Agile, durable, and affordable.
Due to stringent crash and safety regulations, Lotus currently only sells one model in the United States, the Evora. The latest 2020 Lotus Evora GT is a modern Porsche Cayman rival but in many ways, it isn't drastically different than the Evora that debuted back in 2009. Today, early examples can be purchased for less than half the price of a new one. Since it is powered by a Toyota drivetrain, the Evora is more reliable than many European sports cars and should be on your radar if you're shopping for a fun weekend car or track toy.
Colin Chapman founded Lotus on the principle of "simplify and add lightness." While the Evora was heavier and more powerful than models that preceded it, it is still incredibly light and nimble by modern standards. The Evora was also the first model to be based on an all-new platform from Lotus since the original Elise back in 1995. It isn't easy to keep a sports car relevant after more than a decade on sale but as new sports cars continue to adopt dual-clutch transmissions, turbocharging, hybridization, and advanced traction control, the Evora should stand out as an old-school option for traditional enthusiasts.
The current Evora GT is priced at $96,950, making it a direct rival to the Porsche 718 Cayman GT4. If you are willing to take an early example of the original Evora with around 30,000 to 40,000 miles, prices begin in the mid-$30,000 range. If you can afford it, we do recommend upgrading to an Evora S, which can be found ranging from around $45,000 to $55,000 depending on mileage. More recent models like the Evora 400 can be found starting in the low-$60,000 range, meaning they are significantly more expensive than base and S models.
The original Evora debuted using a tuned version of the Toyota Camry's 3.5-liter V6 engine producing 276 horsepower and 258 lb-ft of torque. This might not sound like enough power but with just over 3,000 pounds to haul around, the car could reach 60 mph from a standstill in just 4.8 seconds. The Evora S received a massive power bump with the help of a supercharger. This increased the Camry engine's output to 345 hp and 296 lb-ft of torque, subsequently dropping the 0-60 mph time to 4.4 seconds.
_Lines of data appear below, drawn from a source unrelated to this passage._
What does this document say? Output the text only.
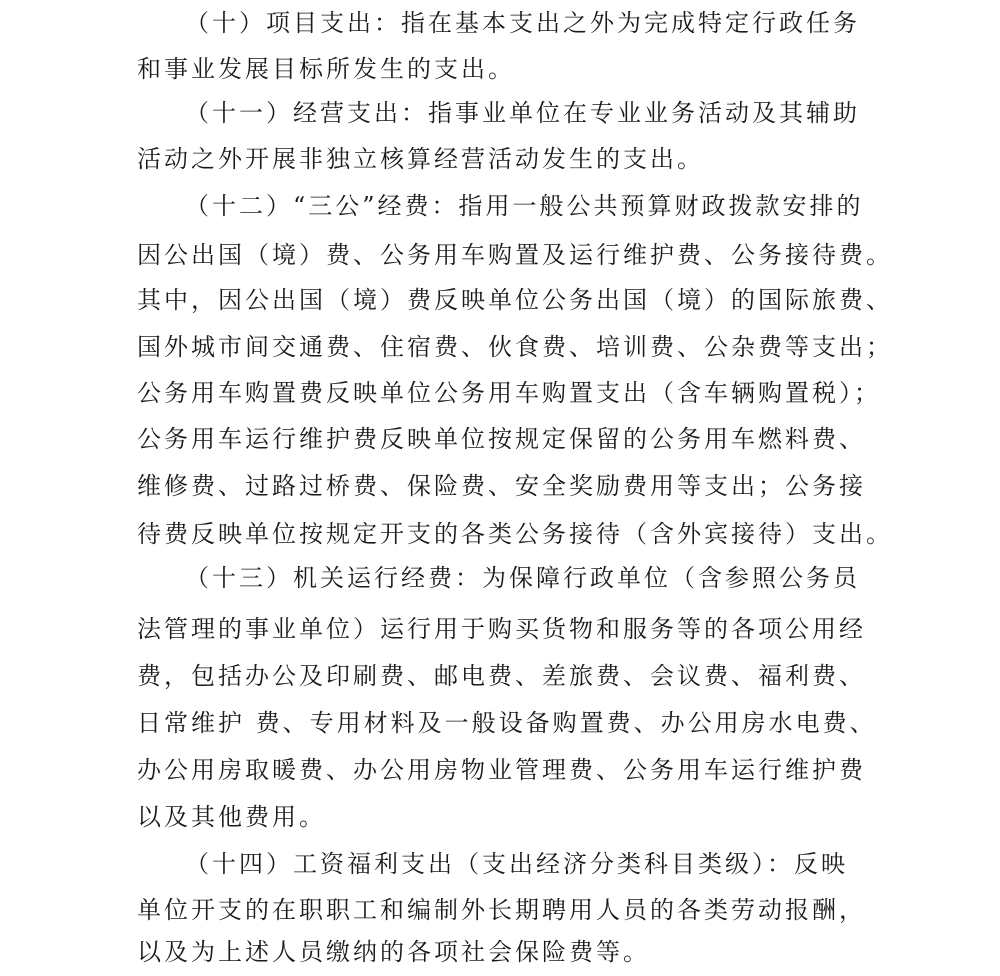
（十）项目支出：指在基本支出之外为完成特定行政任务
和事业发展目标所发生的支出。
（十一）经营支出：指事业单位在专业业务活动及其辅助
活动之外开展非独立核算经营活动发生的支出。
（十二）“三公”经费：指用一般公共预算财政拨款安排的
因公出国（境）费、公务用车购置及运行维护费、公务接待费。
其中，因公出国（境）费反映单位公务出国（境）的国际旅费、
国外城市间交通费、住宿费、伙食费、培训费、公杂费等支出；
公务用车购置费反映单位公务用车购置支出（含车辆购置税）；
公务用车运行维护费反映单位按规定保留的公务用车燃料费、
维修费、过路过桥费、保险费、安全奖励费用等支出；公务接
待费反映单位按规定开支的各类公务接待（含外宾接待）支出。
（十三）机关运行经费：为保障行政单位（含参照公务员
法管理的事业单位）运行用于购买货物和服务等的各项公用经
费，包括办公及印刷费、邮电费、差旅费、会议费、福利费、
日常维护 费、专用材料及一般设备购置费、办公用房水电费、
办公用房取暖费、办公用房物业管理费、公务用车运行维护费
以及其他费用。
（十四）工资福利支出（支出经济分类科目类级）：反映
单位开支的在职职工和编制外长期聘用人员的各类劳动报酬，
以及为上述人员缴纳的各项社会保险费等。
Compared to a BMW or Porsche, the Evora's cabin feels quite basic. Lotus isn't in the business of building luxury cars, so the Evora's interior was kept simple and functional. A basic touchscreen handles radio and infotainment duties while the rest of the cabin remains free of clutter with very few buttons and switches. You get two racing seats, a manual gear lever, and some leather. Crucially, that's all you need.
The Evora is far from the most practical sports car available but it does offer a 5.7 cubic foot trunk behind the engine compartment for a few items. Customers could even purchase the Evora as a 2+2 with rear seats, although the rear accommodations are more suitable for a briefcase than actual human beings. A two-seater model with a rear parcel shelf was also available.
Fuel economy from the Camry-sourced V6 was actually quite frugal for a sports car. Base Evora models are rated at 20/28/23 mpg city/highway/combined with the automatic and only slightly worse with the manual. Even the supercharged Evora S could manage 17/26/20 mpg.
The Lotus Evora is often overlooked next to the Porsche Cayman but in many ways, the Evora is the purer driver's car. Prices have now reached a point where early Evora examples are reasonably attainable and the Toyota powertrain should ensure that massive calamities are a non-issue. This is not the right car for someone who wants a modern sports car with tons of tech features but an enthusiast who wants a back-to-basics experience will love the Evora.